XVII

Le Turc joue avec son bras gauche. Une circonstance si remarquable ne peut pas être accidentelle. Brewster n’y prend pas garde ; il se contente, autant qu’il nous en souvient, de constater le fait. Les auteurs des Essais les plus récents sur l’Automate semblent n’avoir pas du tout remarqué ce point et n’y font pas allusion. L’auteur de la brochure cité par Brewster en fait mention, mais il reconnaît son impuissance à l’expliquer. Cependant, c’est évidemment de telles excentricités et incongruités que nous devons tirer (si toutefois la chose nous est possible) les déductions qui nous conduiront à la vérité.
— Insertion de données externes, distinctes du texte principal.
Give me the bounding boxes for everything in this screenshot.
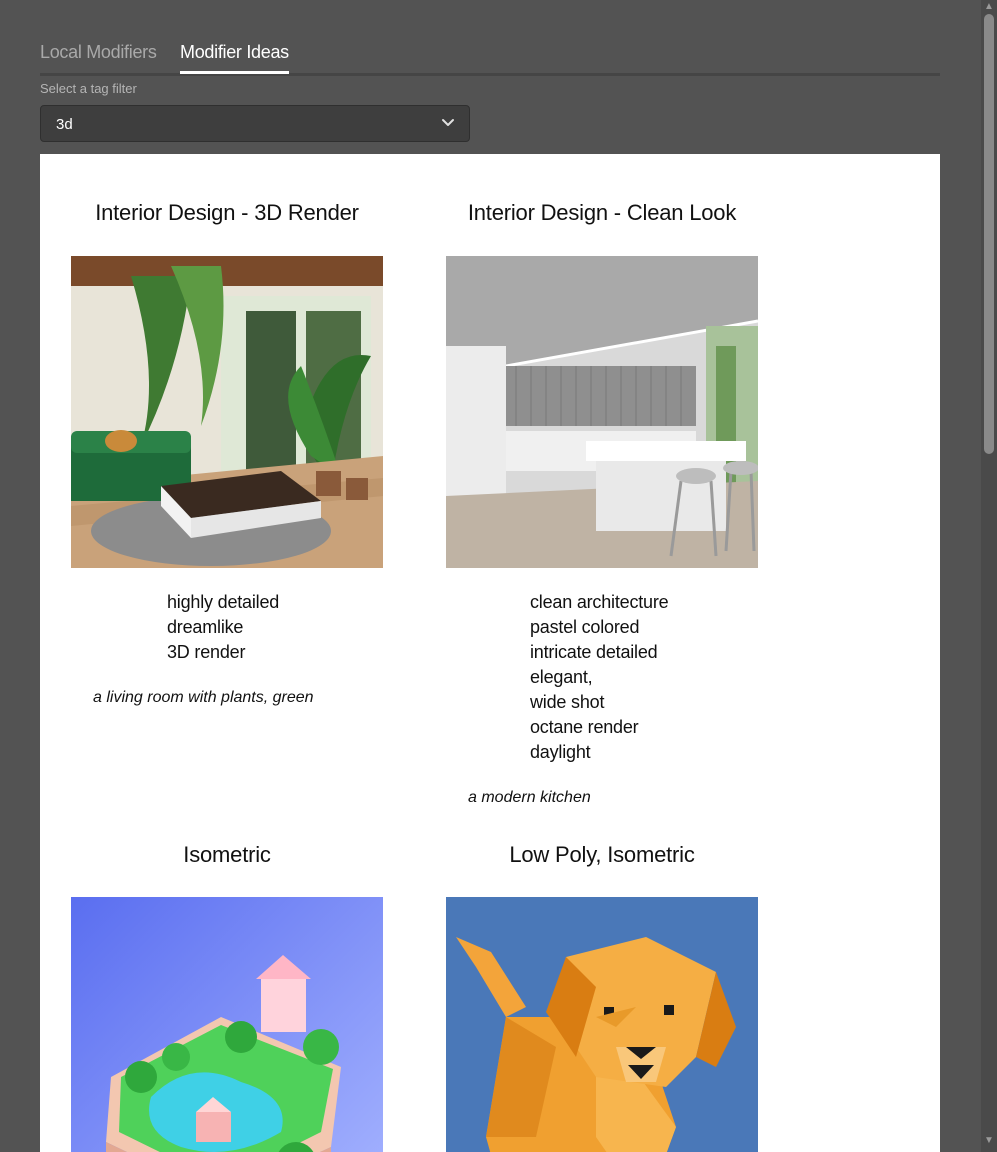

Que l’Automate joue avec sa main gauche, c’est là une circonstance qui n’a pas de rapport avec la machine, considérée simplement comme machine. Toute combinaison mécanique qui obligerait un automate à remuer, d’une façon donnée quelconque, le bras gauche, pourrait, vice versa, le contraindre à remuer le bras droit. Mais ce principe ne peut pas s’étendre jusqu’à l’organisation humaine, où nous trouvons une différence radicale et marquée dans la conformation, et, de toute manière, dans les facultés des deux bras, le droit et le gauche. En réfléchissant sur ce dernier fait, nous rapprochons naturellement cette excentricité de l’Automate de cette particularité propre à l’organisation humaine. Et nous sommes alors contraints de supposer une sorte de renversement, car l’Automate joue précisément comme un homme ne jouerait pas. Ces idées, une fois acceptées, suffisent par elles-mêmes pour suggérer la conception d’un homme caché à l’intérieur. Encore quelques pas et nous touchons finalement au résultat. L’Automate joue avec son bras gauche parce que, dans les conditions actuelles, l’homme ne peut jouer qu’avec son bras droit ; – c’est simplement faute de mieux. Supposons, par exemple, que l’Automate joue avec son bras droit. Pour atteindre le mécanisme qui fait mouvoir le bras, et que nous avons dit être juste au-dessous de l’épaule, il faudrait nécessairement que l’homme se servît de son bras droit dans une position excessivement pénible et embarrassante (c’est-à-dire en le soulevant tout contre son corps, strictement opprimé entre son corps et le flanc de l’Automate), ou bien qu’il se servît de son bras gauche en le ramenant sur sa poitrine. Dans aucun des deux cas il n’agirait avec la précision et l’aisance nécessaires. Au contraire, l’Automate jouant, comme il fait, avec son bras gauche, toutes les difficultés disparaissent : le bras droit de l’homme passe devant sa poitrine, et les doigts de sa main droite agissent, sans aucune gêne, sur le mécanisme de l’épaule de la figure.

Nous ne croyons pas qu’aucune objection raisonnable puisse être élevée contre cette explication de l’Automate joueur d’échecs.